Brandon Smith, a 19-year-old Napa resident and former Napa Valley College student, said the idea behind the protest was “opening up people’s eyes and getting them organized” to speak out against ongoing cuts. Citing recent fee hikes as a leading reason why he’s not attending school, Smith rallied with friends Monday in the crisp autumn afternoon.
Smith said it’s no secret that higher fees at community colleges and budget cuts at the university level are getting in the way of students’ access to higher education. “It’s important this info gets out,” he said. “Together, we can make a difference.”
Alex Shantz, the college’s Associated Students senator of social science, called the protest “the first step of what’s going to be a broader student movement.”
Administrators say the college is facing a $1.5 million gap next year in its $34 million budget.
Shantz said he’s feeling the pinch of the state-mandated free increase from $20 per unit to $26 at Napa Valley College. Because he plans to eventually transfer to a UC campus, Shantz said he’s also concerned about enrollment caps and planned fee hikes at the state and university levels.
NVC’s quad will be the center of the action through Dec. 18. For the next few weeks, various workshops and events will take place there, he said.
Frank Runninghorse — a Concord man who said he was the college’s student body president in 1995 and is now a community adviser for Students for a Democratic Society — engaged the crowd in call-response fashion Monday.
“Community colleges are under attack! What do we say?”
“Rise up! Fight back!”
Nearby, Joel Schor of Vallejo manned a table representing the Solano County Peace and Freedom Party. He offered scores of informational fliers from several agencies and provided students an opportunity to register to vote.

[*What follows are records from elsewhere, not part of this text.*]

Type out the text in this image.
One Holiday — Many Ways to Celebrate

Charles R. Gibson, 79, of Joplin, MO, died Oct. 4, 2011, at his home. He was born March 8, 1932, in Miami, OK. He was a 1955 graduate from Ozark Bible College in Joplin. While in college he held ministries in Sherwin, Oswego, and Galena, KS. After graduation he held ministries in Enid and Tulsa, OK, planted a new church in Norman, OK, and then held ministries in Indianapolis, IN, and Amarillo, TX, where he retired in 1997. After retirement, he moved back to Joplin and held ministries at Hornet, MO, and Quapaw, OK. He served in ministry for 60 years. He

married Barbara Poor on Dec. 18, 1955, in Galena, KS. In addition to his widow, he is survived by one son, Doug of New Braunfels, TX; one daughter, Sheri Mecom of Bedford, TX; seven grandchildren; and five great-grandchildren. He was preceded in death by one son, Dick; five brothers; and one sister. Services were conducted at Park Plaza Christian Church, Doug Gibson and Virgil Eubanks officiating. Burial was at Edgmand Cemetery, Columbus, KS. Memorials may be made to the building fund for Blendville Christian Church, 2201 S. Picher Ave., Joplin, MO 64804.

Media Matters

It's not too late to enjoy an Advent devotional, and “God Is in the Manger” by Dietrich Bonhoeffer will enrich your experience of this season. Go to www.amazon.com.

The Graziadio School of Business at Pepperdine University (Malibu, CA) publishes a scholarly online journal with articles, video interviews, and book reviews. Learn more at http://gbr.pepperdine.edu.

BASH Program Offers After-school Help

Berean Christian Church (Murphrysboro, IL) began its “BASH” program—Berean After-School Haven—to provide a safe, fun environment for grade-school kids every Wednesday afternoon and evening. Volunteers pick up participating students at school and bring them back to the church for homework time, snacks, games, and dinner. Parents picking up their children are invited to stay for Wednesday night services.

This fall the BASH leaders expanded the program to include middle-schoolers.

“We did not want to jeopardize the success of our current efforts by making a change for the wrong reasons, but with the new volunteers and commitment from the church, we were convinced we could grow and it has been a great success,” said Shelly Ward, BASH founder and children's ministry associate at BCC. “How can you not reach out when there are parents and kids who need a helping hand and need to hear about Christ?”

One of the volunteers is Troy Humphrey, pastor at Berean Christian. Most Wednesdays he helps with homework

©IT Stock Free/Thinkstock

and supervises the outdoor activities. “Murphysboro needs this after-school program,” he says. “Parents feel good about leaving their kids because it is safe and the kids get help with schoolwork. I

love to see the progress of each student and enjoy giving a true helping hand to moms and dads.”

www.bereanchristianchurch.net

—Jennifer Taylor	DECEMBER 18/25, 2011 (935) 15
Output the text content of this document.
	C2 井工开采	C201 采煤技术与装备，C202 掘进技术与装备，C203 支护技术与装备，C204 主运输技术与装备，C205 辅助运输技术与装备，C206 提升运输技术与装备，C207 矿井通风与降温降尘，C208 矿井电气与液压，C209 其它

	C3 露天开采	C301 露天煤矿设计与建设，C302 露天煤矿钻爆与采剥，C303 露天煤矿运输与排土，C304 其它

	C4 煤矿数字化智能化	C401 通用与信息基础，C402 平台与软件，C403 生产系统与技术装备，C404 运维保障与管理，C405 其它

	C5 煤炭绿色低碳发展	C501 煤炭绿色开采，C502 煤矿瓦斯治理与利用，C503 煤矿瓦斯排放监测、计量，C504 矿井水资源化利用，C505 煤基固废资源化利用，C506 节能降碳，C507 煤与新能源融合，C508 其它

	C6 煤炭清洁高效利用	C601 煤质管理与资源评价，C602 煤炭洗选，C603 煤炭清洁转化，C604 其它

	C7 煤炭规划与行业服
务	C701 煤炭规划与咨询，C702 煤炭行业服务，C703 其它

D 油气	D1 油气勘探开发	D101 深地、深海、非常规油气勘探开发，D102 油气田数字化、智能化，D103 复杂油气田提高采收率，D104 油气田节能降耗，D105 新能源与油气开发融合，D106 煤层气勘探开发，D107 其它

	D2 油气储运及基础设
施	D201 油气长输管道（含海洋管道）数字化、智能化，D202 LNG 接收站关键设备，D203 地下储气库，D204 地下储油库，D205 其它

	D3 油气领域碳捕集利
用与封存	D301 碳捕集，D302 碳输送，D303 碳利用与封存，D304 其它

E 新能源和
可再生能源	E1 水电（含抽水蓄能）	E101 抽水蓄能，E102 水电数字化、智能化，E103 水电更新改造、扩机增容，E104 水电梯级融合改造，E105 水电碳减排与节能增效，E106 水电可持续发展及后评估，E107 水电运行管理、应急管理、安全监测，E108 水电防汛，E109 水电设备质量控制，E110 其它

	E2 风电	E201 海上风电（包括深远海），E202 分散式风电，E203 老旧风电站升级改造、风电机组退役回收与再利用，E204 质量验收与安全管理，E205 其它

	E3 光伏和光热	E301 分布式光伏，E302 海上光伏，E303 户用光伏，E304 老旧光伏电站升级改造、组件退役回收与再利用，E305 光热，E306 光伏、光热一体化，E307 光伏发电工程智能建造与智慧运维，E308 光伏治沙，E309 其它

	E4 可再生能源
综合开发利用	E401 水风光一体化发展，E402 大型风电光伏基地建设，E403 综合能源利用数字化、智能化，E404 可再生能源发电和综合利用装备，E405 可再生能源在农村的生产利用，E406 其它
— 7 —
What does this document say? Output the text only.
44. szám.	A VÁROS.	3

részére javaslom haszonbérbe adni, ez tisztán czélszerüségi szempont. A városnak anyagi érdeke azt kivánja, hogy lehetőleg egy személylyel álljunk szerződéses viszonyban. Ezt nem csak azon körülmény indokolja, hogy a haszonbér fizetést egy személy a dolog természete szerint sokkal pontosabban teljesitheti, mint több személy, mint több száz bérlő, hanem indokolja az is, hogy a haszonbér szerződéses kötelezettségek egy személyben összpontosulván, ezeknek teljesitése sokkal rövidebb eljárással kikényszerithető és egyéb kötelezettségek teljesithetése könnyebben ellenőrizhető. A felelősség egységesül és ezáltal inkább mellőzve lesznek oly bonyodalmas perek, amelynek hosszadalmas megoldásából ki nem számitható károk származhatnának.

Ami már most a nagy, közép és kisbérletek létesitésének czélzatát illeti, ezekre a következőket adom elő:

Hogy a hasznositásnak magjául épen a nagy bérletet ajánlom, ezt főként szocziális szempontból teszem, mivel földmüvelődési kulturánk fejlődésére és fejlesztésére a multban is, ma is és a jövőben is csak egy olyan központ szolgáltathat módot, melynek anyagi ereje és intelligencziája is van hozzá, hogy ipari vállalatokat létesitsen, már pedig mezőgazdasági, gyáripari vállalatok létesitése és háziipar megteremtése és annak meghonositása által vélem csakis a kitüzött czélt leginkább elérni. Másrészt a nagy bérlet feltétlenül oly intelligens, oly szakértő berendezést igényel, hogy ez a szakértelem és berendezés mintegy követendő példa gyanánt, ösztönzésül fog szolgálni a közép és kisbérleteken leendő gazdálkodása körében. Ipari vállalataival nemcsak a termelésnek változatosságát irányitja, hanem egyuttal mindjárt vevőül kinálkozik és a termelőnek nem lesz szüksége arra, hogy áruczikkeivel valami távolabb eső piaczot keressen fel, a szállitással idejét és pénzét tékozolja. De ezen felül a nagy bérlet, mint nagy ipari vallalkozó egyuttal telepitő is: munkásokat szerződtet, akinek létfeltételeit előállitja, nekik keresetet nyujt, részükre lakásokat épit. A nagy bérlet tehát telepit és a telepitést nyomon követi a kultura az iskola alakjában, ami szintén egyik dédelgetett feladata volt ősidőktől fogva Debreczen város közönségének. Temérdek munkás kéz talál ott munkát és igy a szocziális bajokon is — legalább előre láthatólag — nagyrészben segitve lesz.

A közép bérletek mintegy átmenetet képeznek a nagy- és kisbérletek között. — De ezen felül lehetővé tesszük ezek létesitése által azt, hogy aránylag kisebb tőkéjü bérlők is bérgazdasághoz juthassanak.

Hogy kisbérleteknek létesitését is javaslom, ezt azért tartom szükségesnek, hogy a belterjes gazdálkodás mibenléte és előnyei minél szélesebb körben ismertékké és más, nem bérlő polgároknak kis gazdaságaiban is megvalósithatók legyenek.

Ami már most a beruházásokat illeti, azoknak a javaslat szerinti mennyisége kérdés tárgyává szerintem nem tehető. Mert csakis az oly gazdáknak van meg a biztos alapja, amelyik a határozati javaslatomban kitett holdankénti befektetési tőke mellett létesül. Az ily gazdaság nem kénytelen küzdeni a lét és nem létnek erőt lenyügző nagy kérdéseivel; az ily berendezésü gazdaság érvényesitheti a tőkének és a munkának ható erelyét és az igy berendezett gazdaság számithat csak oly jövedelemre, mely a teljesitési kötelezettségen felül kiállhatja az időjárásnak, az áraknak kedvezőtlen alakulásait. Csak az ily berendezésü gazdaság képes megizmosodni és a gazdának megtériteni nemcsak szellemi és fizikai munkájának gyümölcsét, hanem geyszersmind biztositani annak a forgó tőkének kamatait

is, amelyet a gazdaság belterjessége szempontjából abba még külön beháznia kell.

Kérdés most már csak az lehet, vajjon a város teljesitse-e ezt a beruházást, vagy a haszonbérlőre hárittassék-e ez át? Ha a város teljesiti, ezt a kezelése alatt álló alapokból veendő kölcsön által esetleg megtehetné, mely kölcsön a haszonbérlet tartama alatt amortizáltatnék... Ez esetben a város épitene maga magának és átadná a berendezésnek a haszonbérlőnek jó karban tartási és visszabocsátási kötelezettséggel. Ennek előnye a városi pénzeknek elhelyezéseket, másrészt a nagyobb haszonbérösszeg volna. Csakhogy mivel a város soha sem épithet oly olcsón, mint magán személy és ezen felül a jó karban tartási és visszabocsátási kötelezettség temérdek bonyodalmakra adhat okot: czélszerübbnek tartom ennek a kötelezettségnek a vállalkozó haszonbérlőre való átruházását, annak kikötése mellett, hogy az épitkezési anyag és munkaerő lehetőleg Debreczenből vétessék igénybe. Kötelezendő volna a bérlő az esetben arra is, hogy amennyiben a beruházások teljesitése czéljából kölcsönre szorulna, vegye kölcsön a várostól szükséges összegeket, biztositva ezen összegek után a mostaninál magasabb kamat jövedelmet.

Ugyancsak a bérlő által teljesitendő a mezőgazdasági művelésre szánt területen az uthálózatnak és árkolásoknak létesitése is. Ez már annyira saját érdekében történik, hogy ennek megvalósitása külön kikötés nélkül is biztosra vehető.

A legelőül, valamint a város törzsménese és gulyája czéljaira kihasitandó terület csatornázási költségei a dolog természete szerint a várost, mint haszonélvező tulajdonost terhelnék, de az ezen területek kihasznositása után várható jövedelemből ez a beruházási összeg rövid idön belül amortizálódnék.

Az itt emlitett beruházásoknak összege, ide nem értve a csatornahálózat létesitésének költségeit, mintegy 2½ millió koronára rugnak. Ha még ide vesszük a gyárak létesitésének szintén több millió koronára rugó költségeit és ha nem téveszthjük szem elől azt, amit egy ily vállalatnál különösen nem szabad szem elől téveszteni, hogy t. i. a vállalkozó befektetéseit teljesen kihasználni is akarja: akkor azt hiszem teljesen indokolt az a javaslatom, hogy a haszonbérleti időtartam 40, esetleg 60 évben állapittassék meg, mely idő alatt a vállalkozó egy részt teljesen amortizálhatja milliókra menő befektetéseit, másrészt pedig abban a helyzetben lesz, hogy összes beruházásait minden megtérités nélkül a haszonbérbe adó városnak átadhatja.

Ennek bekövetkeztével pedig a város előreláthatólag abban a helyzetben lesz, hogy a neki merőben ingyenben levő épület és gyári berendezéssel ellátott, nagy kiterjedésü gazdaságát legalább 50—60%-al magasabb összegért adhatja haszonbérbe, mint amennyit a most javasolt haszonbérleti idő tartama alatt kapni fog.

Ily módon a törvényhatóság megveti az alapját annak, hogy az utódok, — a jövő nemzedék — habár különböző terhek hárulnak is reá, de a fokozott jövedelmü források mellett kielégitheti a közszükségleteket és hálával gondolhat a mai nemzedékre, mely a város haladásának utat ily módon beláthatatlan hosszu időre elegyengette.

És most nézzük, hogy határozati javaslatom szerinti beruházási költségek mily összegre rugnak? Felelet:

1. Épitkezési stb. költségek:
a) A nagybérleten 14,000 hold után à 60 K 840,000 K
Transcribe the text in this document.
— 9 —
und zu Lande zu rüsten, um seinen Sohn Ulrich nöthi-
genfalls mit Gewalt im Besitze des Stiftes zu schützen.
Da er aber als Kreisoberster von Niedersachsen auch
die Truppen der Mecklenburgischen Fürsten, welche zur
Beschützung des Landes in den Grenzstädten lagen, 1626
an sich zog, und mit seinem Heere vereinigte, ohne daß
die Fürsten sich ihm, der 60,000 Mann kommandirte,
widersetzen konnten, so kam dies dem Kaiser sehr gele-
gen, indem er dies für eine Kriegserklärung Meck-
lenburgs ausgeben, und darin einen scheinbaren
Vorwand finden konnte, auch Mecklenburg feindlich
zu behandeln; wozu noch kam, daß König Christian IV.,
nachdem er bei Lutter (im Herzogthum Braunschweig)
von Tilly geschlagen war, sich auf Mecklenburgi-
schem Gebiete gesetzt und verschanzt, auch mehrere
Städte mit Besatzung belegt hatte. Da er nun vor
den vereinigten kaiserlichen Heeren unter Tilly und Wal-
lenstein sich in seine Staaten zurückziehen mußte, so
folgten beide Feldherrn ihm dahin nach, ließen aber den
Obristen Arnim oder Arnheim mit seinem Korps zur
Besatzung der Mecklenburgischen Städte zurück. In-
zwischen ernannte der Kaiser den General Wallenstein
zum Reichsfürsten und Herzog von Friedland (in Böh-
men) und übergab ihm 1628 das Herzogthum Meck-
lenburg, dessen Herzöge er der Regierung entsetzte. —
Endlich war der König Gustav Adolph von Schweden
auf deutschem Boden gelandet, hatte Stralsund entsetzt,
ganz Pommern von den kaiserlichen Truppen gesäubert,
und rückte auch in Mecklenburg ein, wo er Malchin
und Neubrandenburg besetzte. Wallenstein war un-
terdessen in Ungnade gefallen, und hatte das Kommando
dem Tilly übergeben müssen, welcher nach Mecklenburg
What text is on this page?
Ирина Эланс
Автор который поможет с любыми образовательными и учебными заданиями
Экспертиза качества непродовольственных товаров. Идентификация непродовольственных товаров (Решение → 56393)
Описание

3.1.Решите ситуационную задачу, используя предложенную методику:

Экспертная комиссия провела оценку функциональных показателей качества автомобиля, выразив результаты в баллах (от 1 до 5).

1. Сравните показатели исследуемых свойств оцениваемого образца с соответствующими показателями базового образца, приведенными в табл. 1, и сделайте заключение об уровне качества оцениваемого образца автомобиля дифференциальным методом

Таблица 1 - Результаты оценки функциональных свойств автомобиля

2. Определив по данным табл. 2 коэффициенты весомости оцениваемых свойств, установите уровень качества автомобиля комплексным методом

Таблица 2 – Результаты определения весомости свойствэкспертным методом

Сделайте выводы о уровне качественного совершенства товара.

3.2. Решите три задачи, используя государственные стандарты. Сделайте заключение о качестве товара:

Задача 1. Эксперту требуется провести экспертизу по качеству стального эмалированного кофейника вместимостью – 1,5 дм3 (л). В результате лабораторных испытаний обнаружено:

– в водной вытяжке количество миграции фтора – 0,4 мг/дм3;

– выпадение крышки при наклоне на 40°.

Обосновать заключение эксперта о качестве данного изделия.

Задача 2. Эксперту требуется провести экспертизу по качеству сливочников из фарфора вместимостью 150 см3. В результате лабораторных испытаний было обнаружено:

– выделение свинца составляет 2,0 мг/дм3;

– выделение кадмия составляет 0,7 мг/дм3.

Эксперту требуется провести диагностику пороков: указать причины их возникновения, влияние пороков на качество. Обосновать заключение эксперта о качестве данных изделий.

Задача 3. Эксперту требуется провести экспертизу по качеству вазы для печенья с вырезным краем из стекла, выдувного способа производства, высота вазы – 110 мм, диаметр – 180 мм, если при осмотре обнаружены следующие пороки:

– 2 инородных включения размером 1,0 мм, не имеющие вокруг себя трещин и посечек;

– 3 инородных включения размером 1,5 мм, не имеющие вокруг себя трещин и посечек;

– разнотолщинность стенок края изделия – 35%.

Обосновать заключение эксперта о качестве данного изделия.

Joanne Gifford, Napa County campaign coordinator for the California Majority Rule Campaign, collected student signatures to get an initiative on the November ballot. If it qualifies for the ballot and passes, the measure would mandate that state budgets could pass with a mere majority vote of lawmakers, instead of the current two-thirds requirement. Gifford said the state’s flawed budget process is hurting schools.
“They’ve already cut education to the bone. There is nothing left,” she said, adding that California’s most needy residents, including students, are shouldering a disproportional amount of state budget cuts.
“It falls on the less advantaged,” she said. “People that are well-to-do don’t have to worry about this kind of thing.”
Armond Phillips, the college’s interim president, said when it comes to frustration about budget cuts to California’s community colleges, students and administrators are on the same page. Although the state sets community colleges’ budgets and fees, he said, administrators are working to “minimize the impact on quality teaching and learning” at the campus.
About $1.2 million in one-time federal stimulus funds helped to offset some cuts to the college’s categorical programs this year, which include services for disabled students and counseling. But Phillips said the college will still be looking at a $1.5 million budget hole next year.
About 50 for-credit courses were eliminated this fall and 50 more could be cut in the spring because of budget shortfalls. Phillips said summer school class offerings could also be cut “significantly.”
Cuts are also prompting the college’s administrators and board of trustees to look at offering early retirement packages for some staff members, he said, adding that although the college isn’t currently turning students away, it’s hard to say what the campus’ fiscal future holds. “We’ll get through this, though,” Phillips said. “Well try to be creative and come up with solutions that get us through it as much as we can.”